All told, the department is considering improvements on 57 routes, including seven bus lines affected by an initial round of cuts that took place at the end of September.
List of bus routes that could be upgraded if Prop. 1 passes
Adding buses, adjusting schedules and extending lines are among the ways SDOT would seek to achieve these goals if Prop. 1 passes. Routes on this list have not been finalized. Source: SDOT
SDOT's director, Scott Kubly, emphasized that while the list of routes provides a solid set of options it is also preliminary and contingent on what happens with the County Council's budgeting process, which is currently underway.

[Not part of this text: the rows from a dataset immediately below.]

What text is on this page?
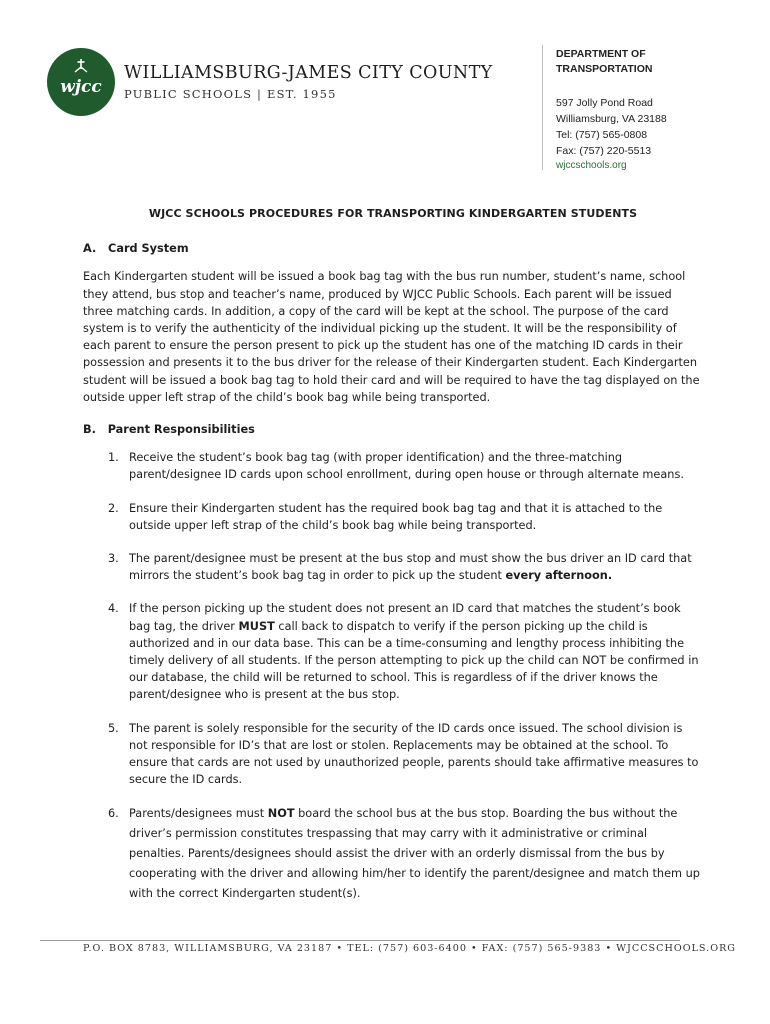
wjcc
WILLIAMSBURG-JAMES CITY COUNTY
PUBLIC SCHOOLS | EST. 1955
DEPARTMENT OF TRANSPORTATION
597 Jolly Pond Road
Williamsburg, VA 23188
Tel: (757) 565-0808
Fax: (757) 220-5513
wjccschools.org
WJCC SCHOOLS PROCEDURES FOR TRANSPORTING KINDERGARTEN STUDENTS
A.   Card System

Each Kindergarten student will be issued a book bag tag with the bus run number, student’s name, school they attend, bus stop and teacher’s name, produced by WJCC Public Schools. Each parent will be issued three matching cards. In addition, a copy of the card will be kept at the school. The purpose of the card system is to verify the authenticity of the individual picking up the student. It will be the responsibility of each parent to ensure the person present to pick up the student has one of the matching ID cards in their possession and presents it to the bus driver for the release of their Kindergarten student. Each Kindergarten student will be issued a book bag tag to hold their card and will be required to have the tag displayed on the outside upper left strap of the child’s book bag while being transported.

B.   Parent Responsibilities
1. Receive the student’s book bag tag (with proper identification) and the three-matching parent/designee ID cards upon school enrollment, during open house or through alternate means.
2. Ensure their Kindergarten student has the required book bag tag and that it is attached to the outside upper left strap of the child’s book bag while being transported.
3. The parent/designee must be present at the bus stop and must show the bus driver an ID card that mirrors the student’s book bag tag in order to pick up the student every afternoon.
4. If the person picking up the student does not present an ID card that matches the student’s book bag tag, the driver MUST call back to dispatch to verify if the person picking up the child is authorized and in our data base. This can be a time-consuming and lengthy process inhibiting the timely delivery of all students. If the person attempting to pick up the child can NOT be confirmed in our database, the child will be returned to school. This is regardless of if the driver knows the parent/designee who is present at the bus stop.
5. The parent is solely responsible for the security of the ID cards once issued. The school division is not responsible for ID’s that are lost or stolen. Replacements may be obtained at the school. To ensure that cards are not used by unauthorized people, parents should take affirmative measures to secure the ID cards.
6. Parents/designees must NOT board the school bus at the bus stop. Boarding the bus without the driver’s permission constitutes trespassing that may carry with it administrative or criminal penalties. Parents/designees should assist the driver with an orderly dismissal from the bus by cooperating with the driver and allowing him/her to identify the parent/designee and match them up with the correct Kindergarten student(s).
P.O. BOX 8783, WILLIAMSBURG, VA 23187 • TEL: (757) 603-6400 • FAX: (757) 565-9383 • WJCCSCHOOLS.ORG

"The great thing is that a lot of this stuff is really prioritized based on data," Kubly said during a phone interview on Thursday. He noted that many of the improvements focused on increasing service reliability and reducing travel times.

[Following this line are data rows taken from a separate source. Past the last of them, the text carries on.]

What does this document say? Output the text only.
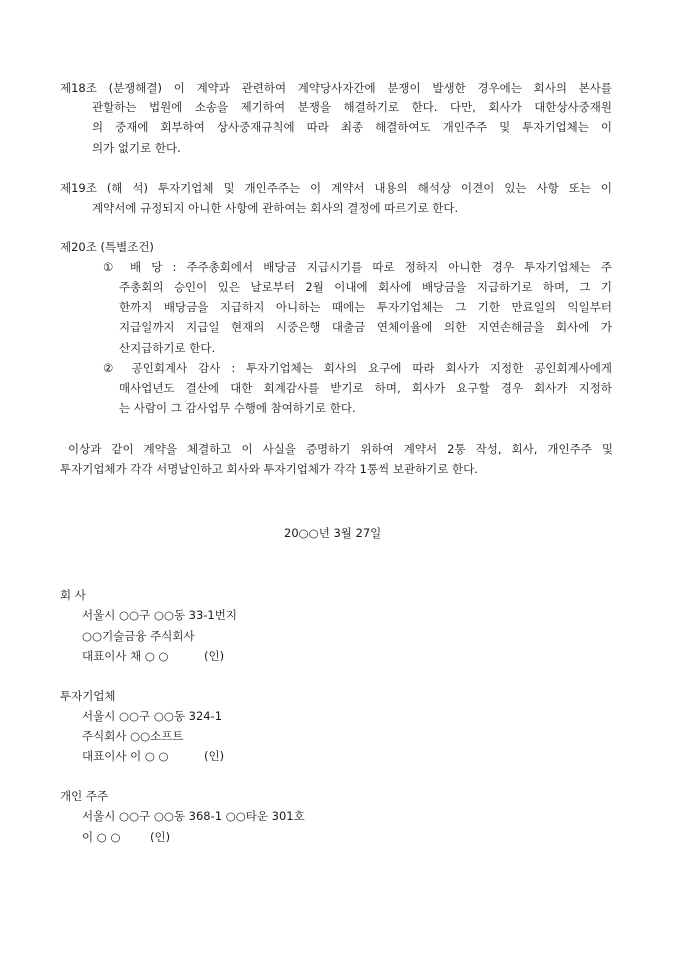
제18조 (분쟁해결) 이 계약과 관련하여 계약당사자간에 분쟁이 발생한 경우에는 회사의 본사를
관할하는 법원에 소송을 제기하여 분쟁을 해결하기로 한다. 다만, 회사가 대한상사중재원
의 중재에 회부하여 상사중재규칙에 따라 최종 해결하여도 개인주주 및 투자기업체는 이
의가 없기로 한다.
제19조 (해 석) 투자기업체 및 개인주주는 이 계약서 내용의 해석상 이견이 있는 사항 또는 이
계약서에 규정되지 아니한 사항에 관하여는 회사의 결정에 따르기로 한다.
제20조 (특별조건)
① 배 당 : 주주총회에서 배당금 지급시기를 따로 정하지 아니한 경우 투자기업체는 주
주총회의 승인이 있은 날로부터 2월 이내에 회사에 배당금을 지급하기로 하며, 그 기
한까지 배당금을 지급하지 아니하는 때에는 투자기업체는 그 기한 만료일의 익일부터
지급일까지 지급일 현재의 시중은행 대출금 연체이율에 의한 지연손해금을 회사에 가
산지급하기로 한다.
② 공인회계사 감사 : 투자기업체는 회사의 요구에 따라 회사가 지정한 공인회계사에게
매사업년도 결산에 대한 회계감사를 받기로 하며, 회사가 요구할 경우 회사가 지정하
는 사람이 그 감사업무 수행에 참여하기로 한다.
이상과 같이 계약을 체결하고 이 사실을 증명하기 위하여 계약서 2통 작성, 회사, 개인주주 및
투자기업체가 각각 서명날인하고 회사와 투자기업체가 각각 1통씩 보관하기로 한다.
20○○년 3월 27일
회 사
서울시 ○○구 ○○동 33-1번지
○○기술금융 주식회사
대표이사 채 ○ ○	(인)
투자기업체
서울시 ○○구 ○○동 324-1
주식회사 ○○소프트
대표이사 이 ○ ○	(인)
개인 주주
서울시 ○○구 ○○동 368-1 ○○타운 301호
이 ○ ○	(인)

SDOT spokesman Rick Sheridan provided Crosscut with a brief document describing some of the possible improvements, which include adding buses to all Seattle routes that Metro Transit says are chronically overcrowded, and expanding the number of buses that run every 10-15 minutes (during the day and into the evening) on lines with high ridership.
Another improvement target would be extending the RapidRide C Line north into South Lake Union, where demand for bus service is quickly growing. The line currently runs from West Seattle to downtown. RapidRide D Line is another candidate for service upgrades. The D now runs from Crown Hill, north of Ballard, to Columbia Street in downtown. SDOT suggests extending the route southward into Pioneer Square.
The University District got some special attention too. Among the possibilities SDOT presented: Operating the 70, 71X, 72X and 73X on evenings and Sundays to increase both capacity and the amount of express bus service in the neighborhood.
On the list of buses that could be more reliable and frequent, SDOT included the 7, a vital route for many residents in southeast Seattle. Metro Transit had recommended evening and off-peak service reductions on the line beginning next February.
Proposition 1 would raise an estimated $45 million annually through a 0.1 percent city sales tax increase and a $60 hike in car-tab fees. Up to $3 million of that money would go into a Regional Partnership Fund, which would help pay for routes that run in and out of the city limits at peak commuting hours. About $2 million would be used for programs designed to help offset the burden of the new taxes and fees on low-income residents.
If the ballot initiative passes, a new Transit Division within SDOT, which Mayor Ed Murray proposed in his 2015-2016 budget, would play a key part in coordinating Seattle's bus service with Metro Transit. "The Transit Division director's role will really be to make sure that service is being provided in a way that is most valuable to Seattle residents," Kubly said.
He noted as well that reliable transit, including buses, would be important as the city continues to grow. "The days of being able to make streets wider are coming to an end," said Kubly. "There's no way I'm going to be able to convince people we can build another freeway through downtown."